Changing your plans now could you make you bitter, resentful or angry and may even backfire. If you ended up changing your plans and he didn’t end up going to Manchester, you would feel so annoyed! You could also change your plans and by doing so end not going to Manchester but still end up going to the same university as them (Great minds think alike!). What will be, will be. At present you need to focus on getting into Manchester, rather than worrying if he will be there you want to make sure you’ll be there!!!

Also, at present, it might seem as if you could never be friends with this person again, but in new surroundings, meeting lots of new people and trying to get used to university life, it might be easier to gravitate towards a person you already know than a complete stranger. Who knows, you might strike up a friendship again!

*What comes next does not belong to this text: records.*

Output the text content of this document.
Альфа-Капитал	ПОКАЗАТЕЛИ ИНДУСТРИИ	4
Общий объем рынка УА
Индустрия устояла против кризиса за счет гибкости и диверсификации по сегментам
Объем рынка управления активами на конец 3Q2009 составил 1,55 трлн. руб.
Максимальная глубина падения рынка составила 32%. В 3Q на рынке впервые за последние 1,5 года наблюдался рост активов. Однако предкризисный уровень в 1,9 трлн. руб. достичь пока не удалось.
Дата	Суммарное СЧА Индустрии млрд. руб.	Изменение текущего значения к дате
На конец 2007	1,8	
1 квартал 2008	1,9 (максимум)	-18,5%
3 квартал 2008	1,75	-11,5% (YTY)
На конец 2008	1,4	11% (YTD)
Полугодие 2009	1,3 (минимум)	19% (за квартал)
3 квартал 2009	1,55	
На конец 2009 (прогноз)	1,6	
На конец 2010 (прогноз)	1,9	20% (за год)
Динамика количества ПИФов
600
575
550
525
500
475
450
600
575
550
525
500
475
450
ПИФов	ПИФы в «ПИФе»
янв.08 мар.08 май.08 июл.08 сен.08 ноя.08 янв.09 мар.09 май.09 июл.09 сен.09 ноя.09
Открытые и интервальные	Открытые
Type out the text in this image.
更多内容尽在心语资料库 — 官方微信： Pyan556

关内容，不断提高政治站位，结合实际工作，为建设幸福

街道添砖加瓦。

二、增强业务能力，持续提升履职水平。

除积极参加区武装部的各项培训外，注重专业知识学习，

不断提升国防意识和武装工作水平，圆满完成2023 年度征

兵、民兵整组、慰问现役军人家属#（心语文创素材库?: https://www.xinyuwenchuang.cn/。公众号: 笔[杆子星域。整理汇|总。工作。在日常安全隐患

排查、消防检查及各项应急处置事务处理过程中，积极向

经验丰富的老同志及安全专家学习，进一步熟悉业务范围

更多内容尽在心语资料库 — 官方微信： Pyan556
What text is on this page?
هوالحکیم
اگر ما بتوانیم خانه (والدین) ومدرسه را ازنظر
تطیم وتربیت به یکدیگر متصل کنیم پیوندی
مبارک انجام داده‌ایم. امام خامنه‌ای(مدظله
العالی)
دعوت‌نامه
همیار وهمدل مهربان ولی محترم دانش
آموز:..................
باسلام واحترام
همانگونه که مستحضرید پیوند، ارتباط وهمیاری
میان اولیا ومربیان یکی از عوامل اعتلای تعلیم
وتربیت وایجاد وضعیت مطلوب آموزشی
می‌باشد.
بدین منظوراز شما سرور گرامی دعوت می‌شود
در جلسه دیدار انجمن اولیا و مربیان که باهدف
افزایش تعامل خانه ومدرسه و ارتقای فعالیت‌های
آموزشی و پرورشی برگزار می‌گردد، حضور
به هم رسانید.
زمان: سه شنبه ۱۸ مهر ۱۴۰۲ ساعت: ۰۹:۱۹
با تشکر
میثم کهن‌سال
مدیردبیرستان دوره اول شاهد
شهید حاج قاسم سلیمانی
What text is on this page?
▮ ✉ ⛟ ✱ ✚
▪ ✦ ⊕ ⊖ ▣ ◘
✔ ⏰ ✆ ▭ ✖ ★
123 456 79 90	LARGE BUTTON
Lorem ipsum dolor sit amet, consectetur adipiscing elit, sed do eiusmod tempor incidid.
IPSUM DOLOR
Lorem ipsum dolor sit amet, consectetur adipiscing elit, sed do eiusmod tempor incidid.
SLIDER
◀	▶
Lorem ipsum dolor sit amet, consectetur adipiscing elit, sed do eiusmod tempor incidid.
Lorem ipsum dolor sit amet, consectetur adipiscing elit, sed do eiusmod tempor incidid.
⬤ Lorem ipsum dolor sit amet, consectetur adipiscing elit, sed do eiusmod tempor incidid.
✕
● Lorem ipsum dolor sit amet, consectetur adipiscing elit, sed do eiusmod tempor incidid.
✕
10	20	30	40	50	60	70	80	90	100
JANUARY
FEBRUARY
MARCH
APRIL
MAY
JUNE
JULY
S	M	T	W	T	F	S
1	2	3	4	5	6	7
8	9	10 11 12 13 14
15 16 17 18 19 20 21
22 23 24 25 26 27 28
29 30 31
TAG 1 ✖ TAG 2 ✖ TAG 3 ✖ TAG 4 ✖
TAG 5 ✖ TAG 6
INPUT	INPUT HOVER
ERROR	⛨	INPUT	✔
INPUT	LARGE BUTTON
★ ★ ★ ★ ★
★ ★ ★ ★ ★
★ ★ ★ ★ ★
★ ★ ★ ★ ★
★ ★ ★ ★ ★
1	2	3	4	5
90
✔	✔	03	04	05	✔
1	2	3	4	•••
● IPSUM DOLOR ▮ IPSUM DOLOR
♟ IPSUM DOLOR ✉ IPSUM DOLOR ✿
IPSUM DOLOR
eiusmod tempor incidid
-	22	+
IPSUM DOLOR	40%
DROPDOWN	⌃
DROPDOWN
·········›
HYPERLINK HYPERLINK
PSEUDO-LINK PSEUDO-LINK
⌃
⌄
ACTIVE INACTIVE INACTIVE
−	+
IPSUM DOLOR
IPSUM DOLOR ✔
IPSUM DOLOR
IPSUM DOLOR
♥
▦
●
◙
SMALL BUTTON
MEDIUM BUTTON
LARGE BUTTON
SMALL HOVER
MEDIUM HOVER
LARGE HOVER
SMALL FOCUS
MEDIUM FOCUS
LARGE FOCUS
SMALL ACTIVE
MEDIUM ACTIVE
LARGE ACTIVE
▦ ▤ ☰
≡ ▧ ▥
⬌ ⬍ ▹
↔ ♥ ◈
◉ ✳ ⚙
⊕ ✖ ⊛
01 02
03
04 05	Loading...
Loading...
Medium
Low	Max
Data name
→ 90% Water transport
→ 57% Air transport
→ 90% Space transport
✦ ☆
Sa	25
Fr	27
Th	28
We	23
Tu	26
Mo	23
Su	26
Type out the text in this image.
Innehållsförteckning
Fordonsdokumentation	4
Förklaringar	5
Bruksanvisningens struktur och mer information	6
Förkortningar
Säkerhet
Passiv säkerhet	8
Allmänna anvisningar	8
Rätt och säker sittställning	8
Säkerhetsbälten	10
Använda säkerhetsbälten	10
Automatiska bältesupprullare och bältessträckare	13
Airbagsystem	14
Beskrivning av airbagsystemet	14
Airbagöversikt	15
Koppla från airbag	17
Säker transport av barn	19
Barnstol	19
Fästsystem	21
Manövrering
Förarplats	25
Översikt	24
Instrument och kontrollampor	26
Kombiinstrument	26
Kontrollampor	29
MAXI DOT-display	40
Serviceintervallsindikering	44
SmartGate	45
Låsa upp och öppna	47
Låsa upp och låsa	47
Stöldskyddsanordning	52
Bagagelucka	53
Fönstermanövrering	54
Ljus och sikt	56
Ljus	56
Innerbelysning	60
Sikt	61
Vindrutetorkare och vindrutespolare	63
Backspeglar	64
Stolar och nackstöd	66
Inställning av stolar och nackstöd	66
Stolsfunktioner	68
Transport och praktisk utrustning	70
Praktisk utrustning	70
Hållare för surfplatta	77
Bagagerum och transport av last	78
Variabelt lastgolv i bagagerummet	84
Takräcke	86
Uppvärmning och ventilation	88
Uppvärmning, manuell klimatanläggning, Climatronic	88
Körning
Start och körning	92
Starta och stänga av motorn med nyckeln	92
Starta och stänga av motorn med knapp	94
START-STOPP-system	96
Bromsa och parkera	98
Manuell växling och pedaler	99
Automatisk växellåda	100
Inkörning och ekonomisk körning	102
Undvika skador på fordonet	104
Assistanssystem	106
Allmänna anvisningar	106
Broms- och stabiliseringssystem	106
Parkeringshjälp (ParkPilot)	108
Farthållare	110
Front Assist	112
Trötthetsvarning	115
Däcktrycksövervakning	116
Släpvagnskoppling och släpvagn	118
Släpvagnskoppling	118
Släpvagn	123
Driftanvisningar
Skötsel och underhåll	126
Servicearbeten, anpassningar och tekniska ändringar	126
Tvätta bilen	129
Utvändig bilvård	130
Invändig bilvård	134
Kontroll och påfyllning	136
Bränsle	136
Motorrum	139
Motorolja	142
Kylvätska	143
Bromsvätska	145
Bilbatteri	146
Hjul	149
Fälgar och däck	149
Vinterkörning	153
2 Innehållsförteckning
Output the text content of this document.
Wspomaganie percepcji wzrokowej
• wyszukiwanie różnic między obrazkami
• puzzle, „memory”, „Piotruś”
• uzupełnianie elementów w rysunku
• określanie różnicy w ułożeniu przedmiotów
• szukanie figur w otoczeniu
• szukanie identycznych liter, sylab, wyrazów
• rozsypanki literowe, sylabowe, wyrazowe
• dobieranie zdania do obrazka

Stay focused on your exams,

Oluwatosin 3rd year student University of Huddersfield
Original post by Anonymous
This is the predicament I've found myself in:
Basically, my firm choice is Manchester but recently I was told by my dad that a friend who I had a bit of a nasty falling out with a while ago (but we were in separate school on opposite ends of London then) was also considering Manchester as one of his choices. To add to that, we're also both doing undergraduate history.
Now obviously the chances of us being in the same accommodation are pretty slim (roughly 1/400 chance if my math is correct), but I am worried about bumping into him on my way to lectures and walking out and about. Also this guy is super obsessed with history, so I also feel like I wouldn't be able to join the history society (or the historical re-enactment society 🤓) because he'd probably be there.
Admittedly, this is making me a bit anxious and is definitely mitigating my excitement for uni. Now technically there is a chance that he chooses a different uni as his firm, and apparently his dad wasn't confident that he would get the required grades, but assuming that he does get in, is that a cause for concern? Am I likely to bump into him a lot?

Hi there,

This sounds like a stressful situation so I understand where you are coming from.

I would say to try not to worry too much about it as you can't let someone you had a falling out with potentially ruin your uni experience! Manchester is a massive uni with loads of students so it's unlikely you will bump into them around uni and at social events etc as there are so many students. However, if you do the same course you might bump into them as you may have the same lectures and even seminars, depending on how many students are on your course. Lecture halls are massive and you don't tend to talk to many people so I wouldn't worry too much about that and in seminars there will be plenty of other people to talk to and make friends with .

With the societies, don't stop doing something that you really want to do because you are worried they might be there. Even if they are, there will be plenty of other people there too so try not to worry too much about it. Like you said, they may not even go to that uni so don't let it stress you out or make you less excited to go to uni.

You never know, you may end up becoming friends again (or even just civil with each other) so it might be fine even if you do see them and join the same societies as them.

I hope this helps and try not to worry too much :smile:

Lucy -SHU student ambassador.
Reply 6
It is also possible that he now knows that you might be going to Manchester (if the dads shared info both ways).
Without knowing any of the details of the falling-out, I don't think you should actively avoid being in the same uni as him. Even if you think you could make that happen, as others have pointed out you still might end up at the same uni by some twist of fate. You simply cannot control things to that degree.
Now that you know it is a possibility, you should focus instread on managing your reactions. Try to work out what it is that is worrying you about bumping into him again. A few sessions of CBT could help you to work through some of the negative thinking you are experiencing.